The size of an article, expressed either as the word count, analyzed in [3], or as the article length, as done here, is able to discriminate the articles belonging to the highest and lowest quality classes. This is testified also by the results achieved exploiting the baseline model of [16], which poorly succeeds in discriminating the articles of the intermediate quality classes, while achieving good results for Stub and FA. Here, the newly introduced features have a predominant effect on the articles of the highest classes. This could be justified by the fact that those articles contain, on average, more text and, then, NLP-based features can exploit more words belonging to a specific domain.

Then, we observe that the ROC Area and the F-Measure are not tightly coupled (namely: high values for the first metric can correspond to low values for the second one, see for example C and GA): this is due to the nature of the ROC Area, that is affected by the different sizes of the considered classes. As an example, we can observe that the baseline model has the same ROC Area value for the articles of both class B and class GA, while the F-Measure of articles of class B is 0.282 higher than that of class GA.

Finally, the results confirm that the adoption of domain-based features and, in general, of features that leverage NLP, help to distinguish between articles in the lowest classes and articles in the highest classes, as highlighted in bold in Table 3. We notice also that exploiting the full medical domain leads us to the achievement of the best results.

5 Related Work

Automatic quality evaluation of Wikipedia articles has been addressed in previous works with both unsupervised and supervised learning approaches. The common idea of most of the existing work, like [3, 1618], is to identify a feature set, having as a starting point the Wikipedia project guidelines, to be exploited with the objective in mind to automatically label the articles.

Recent studies specifically address the quality of medical information. In [2], the authors debate if Wikipedia is a reliable learning resource for medical students, evaluating articles on respiratory topics and cardiovascular diseases. In [11] the authors measure the quality of medical information in Wikipedia, by adopting an unsupervised approach based on the Analytic Hierarchy Process, a multi-criteria decision making technique [14]. The work in [5] aims to provide the web surfers a numerical indication of Quality of Medical Web Sites. A similar measurement is considered in [15], where the authors present an empirical analysis that suggests the need to define genre-specific templates for quality evaluation and to develop models for an automatic genre-based classification of health information Web pages.
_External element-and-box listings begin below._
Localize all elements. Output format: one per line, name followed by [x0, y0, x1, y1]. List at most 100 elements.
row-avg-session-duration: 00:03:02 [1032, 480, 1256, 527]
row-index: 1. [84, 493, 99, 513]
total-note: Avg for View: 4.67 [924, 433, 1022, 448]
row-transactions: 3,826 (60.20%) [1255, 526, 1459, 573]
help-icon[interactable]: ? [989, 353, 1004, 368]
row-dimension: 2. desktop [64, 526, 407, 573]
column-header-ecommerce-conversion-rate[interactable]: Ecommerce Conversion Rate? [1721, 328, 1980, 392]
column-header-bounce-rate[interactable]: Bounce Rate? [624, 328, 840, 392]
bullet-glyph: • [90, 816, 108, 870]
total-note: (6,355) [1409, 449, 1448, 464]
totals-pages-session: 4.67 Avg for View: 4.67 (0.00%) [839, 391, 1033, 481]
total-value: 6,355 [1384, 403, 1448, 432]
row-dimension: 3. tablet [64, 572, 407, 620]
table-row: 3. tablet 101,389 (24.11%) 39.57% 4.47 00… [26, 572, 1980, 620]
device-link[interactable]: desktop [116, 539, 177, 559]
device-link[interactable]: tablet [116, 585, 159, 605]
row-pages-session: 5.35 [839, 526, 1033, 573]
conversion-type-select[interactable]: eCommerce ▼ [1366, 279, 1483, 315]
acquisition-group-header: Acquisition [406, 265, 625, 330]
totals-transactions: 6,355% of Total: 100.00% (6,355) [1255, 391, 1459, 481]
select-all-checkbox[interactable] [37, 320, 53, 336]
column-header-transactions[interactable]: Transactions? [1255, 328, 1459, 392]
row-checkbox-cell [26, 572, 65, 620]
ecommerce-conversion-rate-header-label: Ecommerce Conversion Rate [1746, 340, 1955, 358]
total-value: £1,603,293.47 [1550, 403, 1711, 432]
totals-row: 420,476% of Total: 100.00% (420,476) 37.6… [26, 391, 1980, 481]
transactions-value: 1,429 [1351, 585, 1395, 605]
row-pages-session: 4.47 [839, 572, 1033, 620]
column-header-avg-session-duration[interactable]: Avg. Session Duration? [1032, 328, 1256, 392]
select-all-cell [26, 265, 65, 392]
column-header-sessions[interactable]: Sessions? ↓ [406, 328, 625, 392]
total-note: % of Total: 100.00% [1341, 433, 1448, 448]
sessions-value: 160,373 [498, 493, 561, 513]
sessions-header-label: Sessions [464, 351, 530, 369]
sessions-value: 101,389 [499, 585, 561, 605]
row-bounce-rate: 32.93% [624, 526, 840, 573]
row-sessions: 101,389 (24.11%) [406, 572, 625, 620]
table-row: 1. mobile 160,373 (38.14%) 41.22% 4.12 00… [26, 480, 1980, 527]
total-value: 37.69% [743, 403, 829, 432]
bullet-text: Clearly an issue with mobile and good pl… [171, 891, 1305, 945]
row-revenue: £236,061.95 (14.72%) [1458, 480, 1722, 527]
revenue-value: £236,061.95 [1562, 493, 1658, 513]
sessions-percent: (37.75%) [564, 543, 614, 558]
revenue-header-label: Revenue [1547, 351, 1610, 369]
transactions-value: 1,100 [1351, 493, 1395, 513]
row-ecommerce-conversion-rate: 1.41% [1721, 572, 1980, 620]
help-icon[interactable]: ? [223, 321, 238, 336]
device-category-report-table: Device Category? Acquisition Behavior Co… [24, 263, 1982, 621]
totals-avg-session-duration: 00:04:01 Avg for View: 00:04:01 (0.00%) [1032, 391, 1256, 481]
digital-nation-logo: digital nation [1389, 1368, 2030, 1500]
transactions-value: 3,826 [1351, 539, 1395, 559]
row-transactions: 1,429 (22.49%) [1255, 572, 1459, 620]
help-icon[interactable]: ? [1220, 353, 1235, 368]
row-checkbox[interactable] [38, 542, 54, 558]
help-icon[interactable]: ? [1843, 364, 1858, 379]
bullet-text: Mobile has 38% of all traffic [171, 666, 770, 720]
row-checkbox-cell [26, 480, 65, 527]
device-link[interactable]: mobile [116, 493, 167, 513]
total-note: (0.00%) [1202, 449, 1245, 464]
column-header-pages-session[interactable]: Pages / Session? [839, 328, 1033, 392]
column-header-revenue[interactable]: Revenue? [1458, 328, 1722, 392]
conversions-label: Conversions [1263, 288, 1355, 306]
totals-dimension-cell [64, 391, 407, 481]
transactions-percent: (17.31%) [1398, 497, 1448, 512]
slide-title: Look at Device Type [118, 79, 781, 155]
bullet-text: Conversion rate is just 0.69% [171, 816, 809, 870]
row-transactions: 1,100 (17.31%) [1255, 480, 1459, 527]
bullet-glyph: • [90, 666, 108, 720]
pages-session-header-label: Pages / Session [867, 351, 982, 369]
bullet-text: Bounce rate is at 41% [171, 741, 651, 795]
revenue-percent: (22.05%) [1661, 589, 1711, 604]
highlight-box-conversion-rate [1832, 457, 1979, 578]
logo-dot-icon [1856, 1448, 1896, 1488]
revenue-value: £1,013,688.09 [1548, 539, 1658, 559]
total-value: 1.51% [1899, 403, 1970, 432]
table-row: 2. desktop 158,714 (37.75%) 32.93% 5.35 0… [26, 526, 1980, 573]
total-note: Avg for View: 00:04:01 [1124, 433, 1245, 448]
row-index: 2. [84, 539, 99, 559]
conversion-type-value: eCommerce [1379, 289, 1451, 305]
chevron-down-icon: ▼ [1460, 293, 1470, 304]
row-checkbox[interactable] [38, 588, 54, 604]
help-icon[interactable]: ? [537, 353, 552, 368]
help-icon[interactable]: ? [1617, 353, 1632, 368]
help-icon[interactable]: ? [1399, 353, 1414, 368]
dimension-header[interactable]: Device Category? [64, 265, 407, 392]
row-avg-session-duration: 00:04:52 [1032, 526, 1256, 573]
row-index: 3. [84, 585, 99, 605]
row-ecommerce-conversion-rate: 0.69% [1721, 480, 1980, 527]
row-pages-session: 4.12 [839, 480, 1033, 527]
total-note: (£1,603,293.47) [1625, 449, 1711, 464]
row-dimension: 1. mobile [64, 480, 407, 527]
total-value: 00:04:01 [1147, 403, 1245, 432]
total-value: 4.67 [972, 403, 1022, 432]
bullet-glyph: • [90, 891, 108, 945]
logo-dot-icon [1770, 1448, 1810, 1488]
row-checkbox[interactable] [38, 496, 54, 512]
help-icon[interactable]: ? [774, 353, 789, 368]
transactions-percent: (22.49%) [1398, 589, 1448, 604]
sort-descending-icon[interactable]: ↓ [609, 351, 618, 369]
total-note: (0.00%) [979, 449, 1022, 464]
In addition, the study shows that consumers may lack the motivation or literacy skills to evaluate the information quality of health Web pages. Clearly, this further highlights the importance to develop accessible automatic information quality evaluation tools and ontologies. Our work moves towards the goal, by specifically considering domain-relevant features and featuring an automatic classification task spanning over more than two classes.

6 Conclusions

In this work, we aimed to provide a fine grained classification mechanism for all the quality classes of the articles of the Wikipedia Medical Portal. An important and novel aspect of our classifier, with respect to previous works, is the leveraging of features extracted from the specific, medical domain, with the help of Natural Language Processing techniques. As the results of our experiments confirm, considering specific domain-based features, like Domain Informativeness and Category, can eventually help and improve the automatic classification results. We are planning to extend the work to include other domains, in order to further validate our approach.